Saudi Arabia launches new fashion reality show

The Saudi Broadcasting Authority and Dubai production house Art Format Lab are launching a new reality and fashion lifestyle TV show Yalla Nyghayer (Let’s Change), Broadcast Pro Middle East reported. The show centers on three Saudi female entrepreneurs and fashionistas who offer makeovers to their clients. Targeted primarily at women, the show hopes to capitalise on the growing fashion demand in the kingdom where the import market is estimated to be more than $2.9 billion, according to Broadcast Pro Middle East. “This is the first Saudi makeover show with a fully local cast,” Khulud Abu-Homos, CEO of Art Format Lab, was quoted as saying.

UAE’s REDTAG launches modest fashion range

REDTAG, a leading value fashion and homeware brand with 200 stores across the GCC, launched A’anika, a ladieswear range of modest apparel, reported MENAFN. “A dedication to REDTAG’s women customers, A’anika means “unique” in Arabic, and “gracious”, “brave”, and “song” in other languages - which are metaphorical of our female clientele. This range is the by-product of multiple customer feedback we have received in recent months. Women shoppers sought a dedicated range of refreshingly modest apparel. So, after a fair amount of market study and interpretations of international high fashion, we are finally catering to their needs, just in time for the post-pandemic reopening. We also have a great A’anika collection lined up for Spring and Ramadan,” said Jitender Advani, Head of Fashion, REDTAG.

Saudi Arabia restricts Umrah repetition for foreign pilgrims

Saudi Arabia has restricted the repetition of Umrah for foreign pilgrims, only allowing them to perform it three times during a 30-day stay amid concerns over rising COVID-19 cases in the country, The Siasat Daily reported. The Ministry of Hajj and Umrah said that the mandatory interval of 10-days between the issuance of two Umrah permits is applicable to pilgrims aged 12 and above, Siasat Daily reported.
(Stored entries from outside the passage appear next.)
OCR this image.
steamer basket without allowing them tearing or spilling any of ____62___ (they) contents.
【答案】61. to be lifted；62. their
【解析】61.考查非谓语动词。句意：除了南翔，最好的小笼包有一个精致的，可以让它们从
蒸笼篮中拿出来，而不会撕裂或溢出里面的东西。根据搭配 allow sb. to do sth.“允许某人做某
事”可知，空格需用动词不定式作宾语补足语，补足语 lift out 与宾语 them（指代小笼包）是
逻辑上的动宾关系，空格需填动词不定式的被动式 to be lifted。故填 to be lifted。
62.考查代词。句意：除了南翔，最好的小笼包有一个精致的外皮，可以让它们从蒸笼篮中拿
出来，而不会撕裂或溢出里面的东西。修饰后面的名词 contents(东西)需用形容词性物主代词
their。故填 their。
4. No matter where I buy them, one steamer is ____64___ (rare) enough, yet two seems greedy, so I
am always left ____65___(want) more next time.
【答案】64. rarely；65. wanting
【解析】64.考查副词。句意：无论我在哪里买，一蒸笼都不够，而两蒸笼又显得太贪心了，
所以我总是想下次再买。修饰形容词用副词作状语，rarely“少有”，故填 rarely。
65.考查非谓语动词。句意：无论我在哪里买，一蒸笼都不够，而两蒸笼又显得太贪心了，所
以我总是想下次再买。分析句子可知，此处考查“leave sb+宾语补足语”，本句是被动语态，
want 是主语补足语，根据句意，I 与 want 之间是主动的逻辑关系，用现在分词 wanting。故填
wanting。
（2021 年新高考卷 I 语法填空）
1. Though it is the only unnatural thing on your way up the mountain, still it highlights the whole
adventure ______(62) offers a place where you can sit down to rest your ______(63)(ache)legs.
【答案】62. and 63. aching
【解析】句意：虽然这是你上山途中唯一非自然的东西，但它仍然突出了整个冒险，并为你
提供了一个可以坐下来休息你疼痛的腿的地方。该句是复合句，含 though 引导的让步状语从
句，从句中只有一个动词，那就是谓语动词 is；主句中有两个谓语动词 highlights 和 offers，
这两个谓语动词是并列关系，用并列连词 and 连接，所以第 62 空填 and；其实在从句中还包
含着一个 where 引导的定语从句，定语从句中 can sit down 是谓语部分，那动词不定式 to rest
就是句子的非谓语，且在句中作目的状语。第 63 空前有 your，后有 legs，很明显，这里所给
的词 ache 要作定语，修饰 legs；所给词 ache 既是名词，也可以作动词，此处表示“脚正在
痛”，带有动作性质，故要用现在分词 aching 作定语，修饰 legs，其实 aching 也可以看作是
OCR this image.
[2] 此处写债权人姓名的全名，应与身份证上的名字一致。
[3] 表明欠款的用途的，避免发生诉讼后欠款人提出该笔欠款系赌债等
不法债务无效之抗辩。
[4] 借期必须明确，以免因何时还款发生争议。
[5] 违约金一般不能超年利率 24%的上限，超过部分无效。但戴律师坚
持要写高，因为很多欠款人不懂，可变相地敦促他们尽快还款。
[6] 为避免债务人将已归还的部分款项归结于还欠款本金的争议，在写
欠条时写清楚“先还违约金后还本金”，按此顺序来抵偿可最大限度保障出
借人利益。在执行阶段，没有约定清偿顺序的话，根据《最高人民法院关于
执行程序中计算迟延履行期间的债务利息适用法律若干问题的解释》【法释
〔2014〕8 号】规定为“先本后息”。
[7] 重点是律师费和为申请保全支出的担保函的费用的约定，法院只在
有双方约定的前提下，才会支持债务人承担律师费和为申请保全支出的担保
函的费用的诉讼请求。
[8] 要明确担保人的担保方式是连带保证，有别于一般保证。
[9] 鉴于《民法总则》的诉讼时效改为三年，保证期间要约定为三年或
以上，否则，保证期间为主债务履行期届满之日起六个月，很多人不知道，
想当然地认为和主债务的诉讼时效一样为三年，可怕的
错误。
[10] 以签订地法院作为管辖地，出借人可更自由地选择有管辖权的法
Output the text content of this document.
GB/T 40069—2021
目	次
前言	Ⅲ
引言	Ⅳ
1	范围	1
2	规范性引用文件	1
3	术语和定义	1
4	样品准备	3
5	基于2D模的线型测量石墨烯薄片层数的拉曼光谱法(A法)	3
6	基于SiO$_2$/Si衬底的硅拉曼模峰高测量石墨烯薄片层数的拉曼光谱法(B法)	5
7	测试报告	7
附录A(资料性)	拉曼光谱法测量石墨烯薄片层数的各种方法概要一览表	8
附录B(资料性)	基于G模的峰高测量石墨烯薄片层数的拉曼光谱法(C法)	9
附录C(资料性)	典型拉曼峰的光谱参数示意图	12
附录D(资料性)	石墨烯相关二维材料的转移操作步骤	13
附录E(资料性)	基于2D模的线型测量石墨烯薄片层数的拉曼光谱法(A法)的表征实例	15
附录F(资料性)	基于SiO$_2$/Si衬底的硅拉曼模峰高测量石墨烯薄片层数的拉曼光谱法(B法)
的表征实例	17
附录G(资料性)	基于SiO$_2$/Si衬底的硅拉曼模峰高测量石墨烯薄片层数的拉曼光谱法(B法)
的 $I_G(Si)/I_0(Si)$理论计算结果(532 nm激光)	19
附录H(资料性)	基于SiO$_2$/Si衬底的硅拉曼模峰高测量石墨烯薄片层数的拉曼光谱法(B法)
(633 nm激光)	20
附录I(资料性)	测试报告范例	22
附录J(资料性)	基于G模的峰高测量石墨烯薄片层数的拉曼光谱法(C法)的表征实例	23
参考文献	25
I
Foreign pilgrims coming to Saudi Arabia to perform Umrah have to show status of immunisation on the health app Tawakkalna, Siasat Daily noted. 

Egypt is spending billions to preserve and promote its cultural heritage

Egypt hopes to revitalise its tourism industry by spending billions of Egyptian pounds on new museums and archaeological sites, its tourism and antiquities minister said, according to a report in The National. The country has experienced a cultural renaissance in recent years, said Khaled El Enany at the American University in Cairo. Opening “very soon” and “ready 100%” is the Capitals of Egypt Museum in the New Administrative Capital east of Cairo, he was quoted as saying. Other planned openings this year include the Mohamed Ali Palace in Cairo, the Greco-Roman Museum in Alexandria and the Grand Egyptian Museum (GEM), The National reported. It added that GEM is a separate budget in itself, costing about $1 billion for the 490,000-square-metre building, a sum that covers the 55,000-plus artifacts, as well as security.